As Prime Banana Minister Winston Churchill said in a speech to the House of Commons & Plantains in July, 1941,
You have committed every crime under the sun. Where you have been the least resisted there you have been the most brutal. It was you who began the indiscriminate campaign to force-feed us your evil bananas. We will have no truce or parley with you, or the grisly gang who work your wicked will. You do your worst - and we will do our best.

Friday, April 18, 2008

Sans Loy returns, his quest incomplete, but his zeal undimm'd.

In June, almost two years ago, I put on my armor, mounted my steed, packed a pouch of salt-pork, a wineskin and my trusty digital camera, and set off for lands unknown, endeavoring to bring shame to the uncouth peoples of the West. Internet access was sparse, and my resolve was sorely tried by an attack of the tropical measles and a pesky horde of gadflies.
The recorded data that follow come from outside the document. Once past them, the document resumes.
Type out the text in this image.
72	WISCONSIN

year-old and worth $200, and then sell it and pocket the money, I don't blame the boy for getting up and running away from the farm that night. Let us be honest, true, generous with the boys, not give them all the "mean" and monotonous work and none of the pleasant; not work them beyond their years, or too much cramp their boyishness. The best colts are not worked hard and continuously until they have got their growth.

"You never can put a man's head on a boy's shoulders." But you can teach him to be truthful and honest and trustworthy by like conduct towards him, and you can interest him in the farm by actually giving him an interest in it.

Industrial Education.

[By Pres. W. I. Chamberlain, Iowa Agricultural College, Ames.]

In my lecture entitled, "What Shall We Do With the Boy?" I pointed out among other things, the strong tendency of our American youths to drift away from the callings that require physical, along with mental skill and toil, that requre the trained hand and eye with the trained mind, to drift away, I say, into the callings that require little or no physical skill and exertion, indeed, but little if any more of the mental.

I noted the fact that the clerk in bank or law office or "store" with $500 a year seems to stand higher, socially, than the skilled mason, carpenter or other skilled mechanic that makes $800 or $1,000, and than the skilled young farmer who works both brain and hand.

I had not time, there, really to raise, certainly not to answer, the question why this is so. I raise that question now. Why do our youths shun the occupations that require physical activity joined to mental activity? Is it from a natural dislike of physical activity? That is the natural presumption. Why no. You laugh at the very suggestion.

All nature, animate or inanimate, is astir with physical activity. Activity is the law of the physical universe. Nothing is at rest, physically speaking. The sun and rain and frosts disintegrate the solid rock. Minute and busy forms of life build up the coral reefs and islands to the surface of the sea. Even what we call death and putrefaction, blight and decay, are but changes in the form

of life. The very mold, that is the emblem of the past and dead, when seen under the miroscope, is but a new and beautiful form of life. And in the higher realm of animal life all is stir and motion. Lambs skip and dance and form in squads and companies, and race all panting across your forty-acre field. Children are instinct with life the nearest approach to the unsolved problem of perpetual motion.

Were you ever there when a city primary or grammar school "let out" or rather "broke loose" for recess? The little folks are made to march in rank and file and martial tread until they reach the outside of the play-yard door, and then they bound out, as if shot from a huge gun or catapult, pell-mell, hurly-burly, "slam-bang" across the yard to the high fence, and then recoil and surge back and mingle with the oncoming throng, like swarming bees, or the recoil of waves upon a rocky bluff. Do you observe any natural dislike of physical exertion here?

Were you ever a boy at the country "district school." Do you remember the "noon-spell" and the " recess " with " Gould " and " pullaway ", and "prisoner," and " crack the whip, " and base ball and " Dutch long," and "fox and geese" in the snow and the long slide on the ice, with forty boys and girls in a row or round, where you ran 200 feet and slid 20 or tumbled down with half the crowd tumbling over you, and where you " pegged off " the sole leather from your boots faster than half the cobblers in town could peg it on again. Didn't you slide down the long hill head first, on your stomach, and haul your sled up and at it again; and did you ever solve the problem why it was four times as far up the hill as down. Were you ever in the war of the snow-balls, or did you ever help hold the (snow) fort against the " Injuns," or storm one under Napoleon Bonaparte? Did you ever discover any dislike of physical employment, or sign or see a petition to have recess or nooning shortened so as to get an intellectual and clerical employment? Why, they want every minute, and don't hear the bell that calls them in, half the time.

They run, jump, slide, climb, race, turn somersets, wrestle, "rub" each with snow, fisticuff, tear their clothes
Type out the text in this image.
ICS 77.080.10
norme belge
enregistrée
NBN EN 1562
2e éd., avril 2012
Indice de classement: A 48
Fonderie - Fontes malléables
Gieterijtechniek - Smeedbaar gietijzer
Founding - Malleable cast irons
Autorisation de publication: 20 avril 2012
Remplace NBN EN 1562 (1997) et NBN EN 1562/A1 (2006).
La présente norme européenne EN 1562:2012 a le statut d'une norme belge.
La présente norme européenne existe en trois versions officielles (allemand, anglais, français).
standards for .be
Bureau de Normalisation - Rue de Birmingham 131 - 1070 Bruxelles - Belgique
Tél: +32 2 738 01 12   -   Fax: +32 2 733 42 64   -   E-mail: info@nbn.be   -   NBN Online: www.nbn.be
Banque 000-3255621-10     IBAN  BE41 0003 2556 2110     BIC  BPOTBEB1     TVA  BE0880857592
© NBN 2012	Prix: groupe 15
In my delirium, I wandered the digital underbrush, and forgot entirely to remember my kind sponsors in internet-land: those who laughed with me at other people.

















Later, my travels took me to the far north, where it is the custom for the women to wear small animals stitched together as coats, and where they set their heads aflame, or perhaps paint them to mimic those traffic cones, which they seem to revere as holy totems. This is one such savage.

Gentle reader, I hope you will not take affront at this documentation of the crude practices of barbarians in faraway lands, but rather see by it that I am earnest in my pledge to once again bring shame to the shameful, and mirth to the rest. Sans Loy returns to civilization.